In opened a [Request for Implementation] a while ago, about a privacy-preserving way to collect data on which installed libraries are being used by users on a JupyterHub. The primary goal is to helps find and remove unused libraries, but am sure that aggregated usage stats of libraries in a given community have other uses.
python-popularity-contest does just that! It collects pre-aggregated, anonymized data on which installed libraries are being actively used by your users. Privacy is very important here, so collect only exactly the amount of data needed.
We want to collect just enough data to help with the following tasks:
Remove unused library that have never been imported. These can probably be removed without a lot of breakage for individual users
Provide aggregate statistics about the ‘popularity’ of a library to add a data point for understanding how important a particular library is to a group of users. This can help with funding requests, better training recommendations, etc.

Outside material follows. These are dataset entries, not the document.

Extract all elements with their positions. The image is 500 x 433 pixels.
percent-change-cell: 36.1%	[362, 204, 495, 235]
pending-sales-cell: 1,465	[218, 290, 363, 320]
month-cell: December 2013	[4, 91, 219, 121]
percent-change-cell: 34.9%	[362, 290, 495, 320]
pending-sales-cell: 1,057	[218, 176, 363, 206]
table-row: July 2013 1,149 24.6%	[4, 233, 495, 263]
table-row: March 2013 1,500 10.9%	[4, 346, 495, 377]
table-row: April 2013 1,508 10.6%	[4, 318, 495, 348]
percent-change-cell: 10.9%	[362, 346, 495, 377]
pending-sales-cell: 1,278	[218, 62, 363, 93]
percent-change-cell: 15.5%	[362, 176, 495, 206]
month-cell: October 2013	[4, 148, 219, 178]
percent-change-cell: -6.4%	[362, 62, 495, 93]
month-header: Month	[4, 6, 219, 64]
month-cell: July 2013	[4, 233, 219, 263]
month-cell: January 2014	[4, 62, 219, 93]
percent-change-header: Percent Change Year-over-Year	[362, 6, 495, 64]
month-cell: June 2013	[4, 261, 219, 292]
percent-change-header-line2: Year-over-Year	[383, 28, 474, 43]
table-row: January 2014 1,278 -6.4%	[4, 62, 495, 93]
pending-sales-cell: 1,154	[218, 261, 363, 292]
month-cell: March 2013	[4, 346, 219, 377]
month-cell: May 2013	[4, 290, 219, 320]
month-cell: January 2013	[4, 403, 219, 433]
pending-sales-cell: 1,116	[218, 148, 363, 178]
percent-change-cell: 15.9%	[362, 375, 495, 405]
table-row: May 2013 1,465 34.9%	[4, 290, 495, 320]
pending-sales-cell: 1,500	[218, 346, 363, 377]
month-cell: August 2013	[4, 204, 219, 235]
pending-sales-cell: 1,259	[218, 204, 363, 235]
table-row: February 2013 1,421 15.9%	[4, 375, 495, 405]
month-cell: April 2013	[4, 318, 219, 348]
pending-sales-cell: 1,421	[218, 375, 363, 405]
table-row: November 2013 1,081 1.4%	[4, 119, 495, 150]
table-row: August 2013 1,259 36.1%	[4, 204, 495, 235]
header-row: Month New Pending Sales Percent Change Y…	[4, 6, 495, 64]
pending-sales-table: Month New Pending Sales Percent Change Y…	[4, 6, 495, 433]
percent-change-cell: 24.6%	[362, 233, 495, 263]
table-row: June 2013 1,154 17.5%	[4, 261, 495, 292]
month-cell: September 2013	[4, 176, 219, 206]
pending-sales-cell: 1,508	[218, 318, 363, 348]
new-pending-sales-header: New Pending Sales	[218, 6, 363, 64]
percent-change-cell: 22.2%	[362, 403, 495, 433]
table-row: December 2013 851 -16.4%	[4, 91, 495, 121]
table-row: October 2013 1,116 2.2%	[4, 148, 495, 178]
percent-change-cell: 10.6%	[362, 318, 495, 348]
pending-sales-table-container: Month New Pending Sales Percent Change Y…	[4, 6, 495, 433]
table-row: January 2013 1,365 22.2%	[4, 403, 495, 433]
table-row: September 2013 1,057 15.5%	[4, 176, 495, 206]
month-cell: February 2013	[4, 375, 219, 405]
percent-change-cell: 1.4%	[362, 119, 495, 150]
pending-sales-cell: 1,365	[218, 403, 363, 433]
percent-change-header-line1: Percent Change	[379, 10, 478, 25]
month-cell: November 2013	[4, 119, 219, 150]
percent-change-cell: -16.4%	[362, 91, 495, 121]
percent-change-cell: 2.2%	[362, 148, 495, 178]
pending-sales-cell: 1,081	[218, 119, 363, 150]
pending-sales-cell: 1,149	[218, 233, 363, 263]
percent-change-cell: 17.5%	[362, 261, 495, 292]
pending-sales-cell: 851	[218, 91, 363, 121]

To collect the smallest amount of data possible, we aggregate this at source. Only overall global counts are stored, without any individual record of each source. This is much better than storing per-user or per-process records. It filters out standard library modules and any local modules the user has written. It also ignores all modules used by ipython when starting a kernel, so we can be as close to ‘just the libraries used by the user in a notebook’ as possible.
It also emits information about libraries (something you can pip or conda install) rather than modules (which you import). This offers some more privacy, and is also the more useful in answering our questions.
I deployed this in a Berkeley hub yesterday, and it provides data of this form:
Am excited to use this for slimming down my images!
I’ve tried to provide technical and deployment information in the project README. Please check it out and let me know what you think!